Les deux fonctionnaires de police avaient saisi la caméra d'une équipe de tournage de ZIN TV et effacé des images sur les cartes mémoires de l'appareil, en octobre 2015, lors d'une manifestation à Bruxelles. Deux reporters de ZIN TV avaient été contraints par la police d'arrêter leur enregistrement, alors qu'ils filmaient des militants se faire arrêter par la police, lors de la manifestation contre les traités de libre échange TTIP et CETA, le 15 octobre 2015, dans le quartier européen à Bruxelles.

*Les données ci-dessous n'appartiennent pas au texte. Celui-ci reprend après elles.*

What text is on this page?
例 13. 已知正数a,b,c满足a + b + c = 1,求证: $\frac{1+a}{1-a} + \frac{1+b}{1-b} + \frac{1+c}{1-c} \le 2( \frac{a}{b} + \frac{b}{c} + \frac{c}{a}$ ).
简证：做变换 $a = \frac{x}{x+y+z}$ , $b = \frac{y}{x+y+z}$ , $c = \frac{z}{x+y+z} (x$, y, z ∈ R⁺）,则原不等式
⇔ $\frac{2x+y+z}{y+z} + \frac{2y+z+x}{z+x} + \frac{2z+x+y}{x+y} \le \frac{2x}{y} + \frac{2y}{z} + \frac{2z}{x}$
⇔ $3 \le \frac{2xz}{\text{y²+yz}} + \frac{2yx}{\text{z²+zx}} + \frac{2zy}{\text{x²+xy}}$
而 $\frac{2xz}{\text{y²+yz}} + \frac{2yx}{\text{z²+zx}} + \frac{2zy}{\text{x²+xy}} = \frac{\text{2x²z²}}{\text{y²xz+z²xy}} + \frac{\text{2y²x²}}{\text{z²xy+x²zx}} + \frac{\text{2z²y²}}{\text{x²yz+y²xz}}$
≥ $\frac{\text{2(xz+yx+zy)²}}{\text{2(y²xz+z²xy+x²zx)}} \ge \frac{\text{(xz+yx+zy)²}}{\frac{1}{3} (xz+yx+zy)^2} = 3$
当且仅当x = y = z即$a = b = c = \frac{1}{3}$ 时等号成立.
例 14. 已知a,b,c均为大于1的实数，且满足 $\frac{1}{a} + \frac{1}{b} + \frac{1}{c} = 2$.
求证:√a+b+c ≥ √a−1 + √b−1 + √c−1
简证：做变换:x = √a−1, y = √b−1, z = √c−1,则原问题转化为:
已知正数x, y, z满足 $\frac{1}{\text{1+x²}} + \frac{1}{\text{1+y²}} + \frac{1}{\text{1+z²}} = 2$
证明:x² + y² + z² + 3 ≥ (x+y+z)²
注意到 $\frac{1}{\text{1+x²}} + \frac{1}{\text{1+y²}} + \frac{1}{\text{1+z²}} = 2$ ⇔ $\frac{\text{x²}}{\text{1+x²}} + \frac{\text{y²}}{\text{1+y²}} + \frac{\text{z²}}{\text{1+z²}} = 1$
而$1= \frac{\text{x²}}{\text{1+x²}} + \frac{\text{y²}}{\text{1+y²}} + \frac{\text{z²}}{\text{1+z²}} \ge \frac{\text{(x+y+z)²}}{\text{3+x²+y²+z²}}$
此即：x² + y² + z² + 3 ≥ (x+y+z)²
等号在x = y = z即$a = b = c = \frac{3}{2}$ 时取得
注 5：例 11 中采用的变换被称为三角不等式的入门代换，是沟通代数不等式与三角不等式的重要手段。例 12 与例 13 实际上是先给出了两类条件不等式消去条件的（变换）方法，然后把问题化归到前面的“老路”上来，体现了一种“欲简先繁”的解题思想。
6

Plus tard dans la soirée, ils avaient à nouveau filmé la police libérant les militants arrêtés et les déposant à proximité de la Porte de Hal à Saint-Gilles. C'est à ce moment que leur caméra a été saisie par deux policiers. Ces derniers ont ensuite effacé toutes les données qui s'y trouvaient, y compris les images récoltées durant le reste de la journée.

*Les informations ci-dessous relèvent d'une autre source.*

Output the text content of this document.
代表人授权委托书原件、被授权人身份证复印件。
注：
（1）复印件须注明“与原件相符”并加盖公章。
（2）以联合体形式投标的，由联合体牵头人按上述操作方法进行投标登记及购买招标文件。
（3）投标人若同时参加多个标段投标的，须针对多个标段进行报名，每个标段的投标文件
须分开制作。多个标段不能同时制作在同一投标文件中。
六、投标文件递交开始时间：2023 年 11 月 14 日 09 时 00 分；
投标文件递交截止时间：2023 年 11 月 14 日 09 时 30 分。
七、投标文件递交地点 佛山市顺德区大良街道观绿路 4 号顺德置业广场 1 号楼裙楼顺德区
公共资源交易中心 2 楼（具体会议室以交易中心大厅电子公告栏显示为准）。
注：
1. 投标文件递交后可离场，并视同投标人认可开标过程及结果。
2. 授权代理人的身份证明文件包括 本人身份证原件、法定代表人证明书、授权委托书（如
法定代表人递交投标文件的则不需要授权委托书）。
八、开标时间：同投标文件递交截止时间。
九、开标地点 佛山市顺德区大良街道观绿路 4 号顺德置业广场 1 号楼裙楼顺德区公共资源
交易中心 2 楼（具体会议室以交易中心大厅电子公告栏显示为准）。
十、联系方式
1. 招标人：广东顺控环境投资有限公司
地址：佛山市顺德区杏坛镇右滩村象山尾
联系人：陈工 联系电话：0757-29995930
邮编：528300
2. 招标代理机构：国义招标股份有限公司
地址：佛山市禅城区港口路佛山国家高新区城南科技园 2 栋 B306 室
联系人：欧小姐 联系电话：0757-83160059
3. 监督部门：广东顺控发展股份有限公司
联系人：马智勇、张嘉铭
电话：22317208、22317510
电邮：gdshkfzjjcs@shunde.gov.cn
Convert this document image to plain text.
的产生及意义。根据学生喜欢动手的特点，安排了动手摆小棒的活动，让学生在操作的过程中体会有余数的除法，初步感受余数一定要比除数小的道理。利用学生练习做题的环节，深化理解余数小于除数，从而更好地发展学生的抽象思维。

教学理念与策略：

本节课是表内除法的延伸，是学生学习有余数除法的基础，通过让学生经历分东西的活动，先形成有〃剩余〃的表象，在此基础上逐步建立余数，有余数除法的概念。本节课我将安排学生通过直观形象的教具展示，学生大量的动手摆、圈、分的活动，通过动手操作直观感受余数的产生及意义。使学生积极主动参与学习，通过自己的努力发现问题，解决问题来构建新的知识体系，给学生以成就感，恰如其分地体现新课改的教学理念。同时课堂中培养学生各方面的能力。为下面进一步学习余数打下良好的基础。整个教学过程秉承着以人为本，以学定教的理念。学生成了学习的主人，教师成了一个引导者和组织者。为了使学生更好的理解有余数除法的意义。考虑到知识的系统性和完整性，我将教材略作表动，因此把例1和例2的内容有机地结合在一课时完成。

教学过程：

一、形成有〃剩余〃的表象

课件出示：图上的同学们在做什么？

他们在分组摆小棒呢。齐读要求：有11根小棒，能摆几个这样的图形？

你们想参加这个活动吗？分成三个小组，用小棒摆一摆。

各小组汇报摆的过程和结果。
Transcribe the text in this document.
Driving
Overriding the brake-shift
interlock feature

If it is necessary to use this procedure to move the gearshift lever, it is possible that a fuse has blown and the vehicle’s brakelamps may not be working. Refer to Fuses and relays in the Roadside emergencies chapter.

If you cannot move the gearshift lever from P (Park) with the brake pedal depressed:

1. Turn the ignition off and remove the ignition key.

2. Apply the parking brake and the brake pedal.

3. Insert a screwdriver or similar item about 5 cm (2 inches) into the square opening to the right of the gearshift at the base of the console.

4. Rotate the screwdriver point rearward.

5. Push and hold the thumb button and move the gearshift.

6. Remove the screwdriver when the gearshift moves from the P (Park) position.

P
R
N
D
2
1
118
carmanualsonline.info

En janvier 2017, le comité P avait réagi, affirmant qu'un policier ne peut pas supprimer lui-même ou imposer la suppression des images à la personne les ayant réalisées.

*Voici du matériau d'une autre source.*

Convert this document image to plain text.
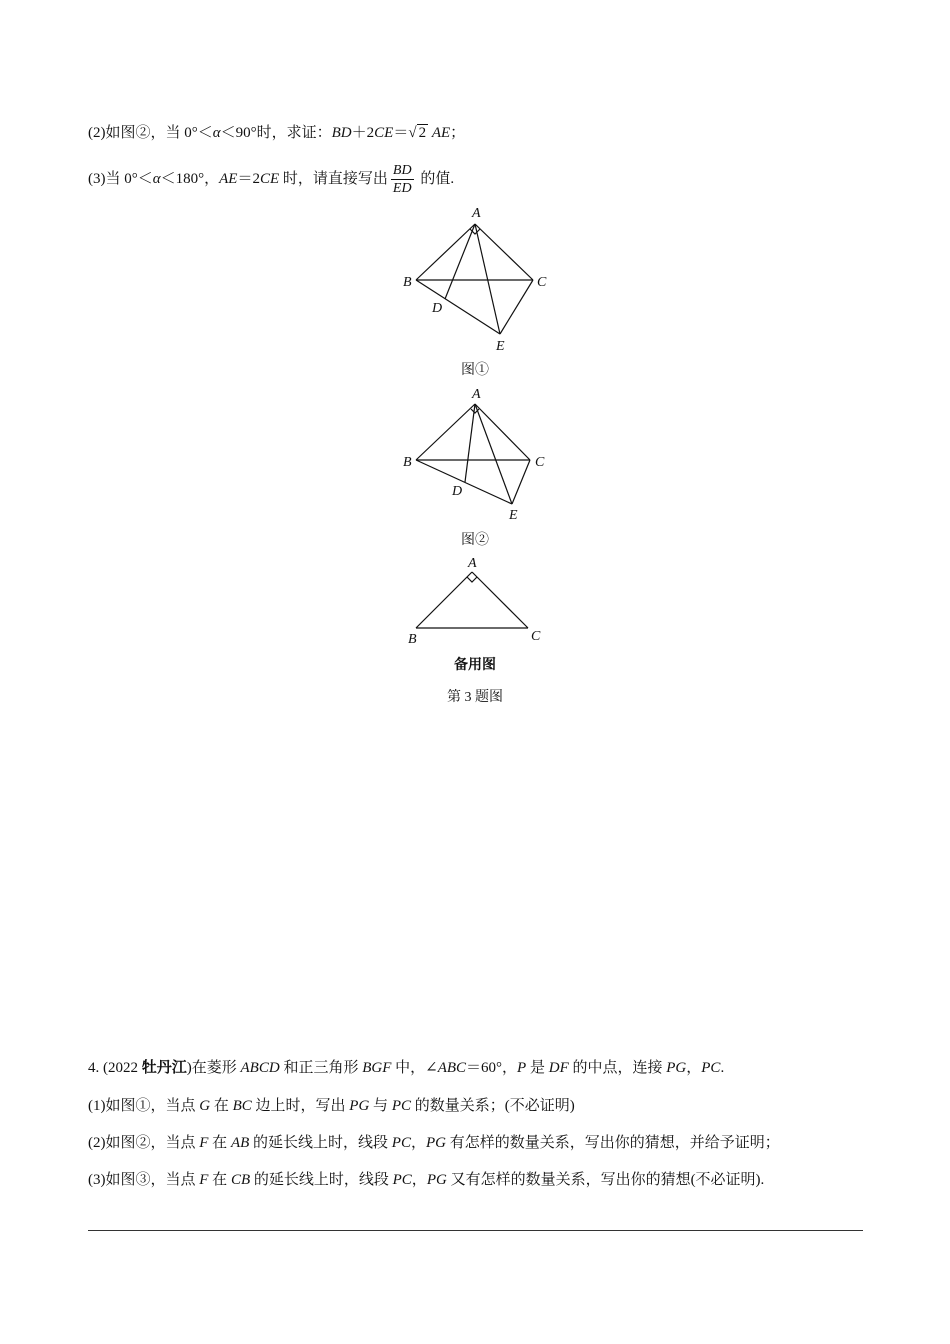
(2)如图②，当 0°＜α＜90°时，求证：BD＋2CE＝√ 2 AE；
(3)当 0°＜α＜180°，AE＝2CE 时，请直接写出 $\frac{BD}{ED}$ 的值.
A
B	C
D
E
A
B	C
D
E
A
B	C
图①
图②
备用图
第 3 题图
4. (2022 牡丹江)在菱形 ABCD 和正三角形 BGF 中，∠ABC＝60°，P 是 DF 的中点，连接 PG，PC.
(1)如图①，当点 G 在 BC 边上时，写出 PG 与 PC 的数量关系；(不必证明)
(2)如图②，当点 F 在 AB 的延长线上时，线段 PC，PG 有怎样的数量关系，写出你的猜想，并给予证明；
(3)如图③，当点 F 在 CB 的延长线上时，线段 PC，PG 又有怎样的数量关系，写出你的猜想(不必证明).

"En ce qui concerne la saisie et la suppression des images de la caméra, l'enquête a permis de relever un dysfonctionnement tant organisationnel qu'individuel, qui a mené le chef de corps de la zone de police Bruxelles-Capitale/Ixelles à diffuser à l'ensemble de son personnel une instruction générale relative à la gestion des personnes privées de liberté. Y figure notamment une fiche précisant qu'un policier ne peut pas supprimer lui-même ou imposer la suppression des images à la personne les ayant réalisées", avait commenté le Comité P.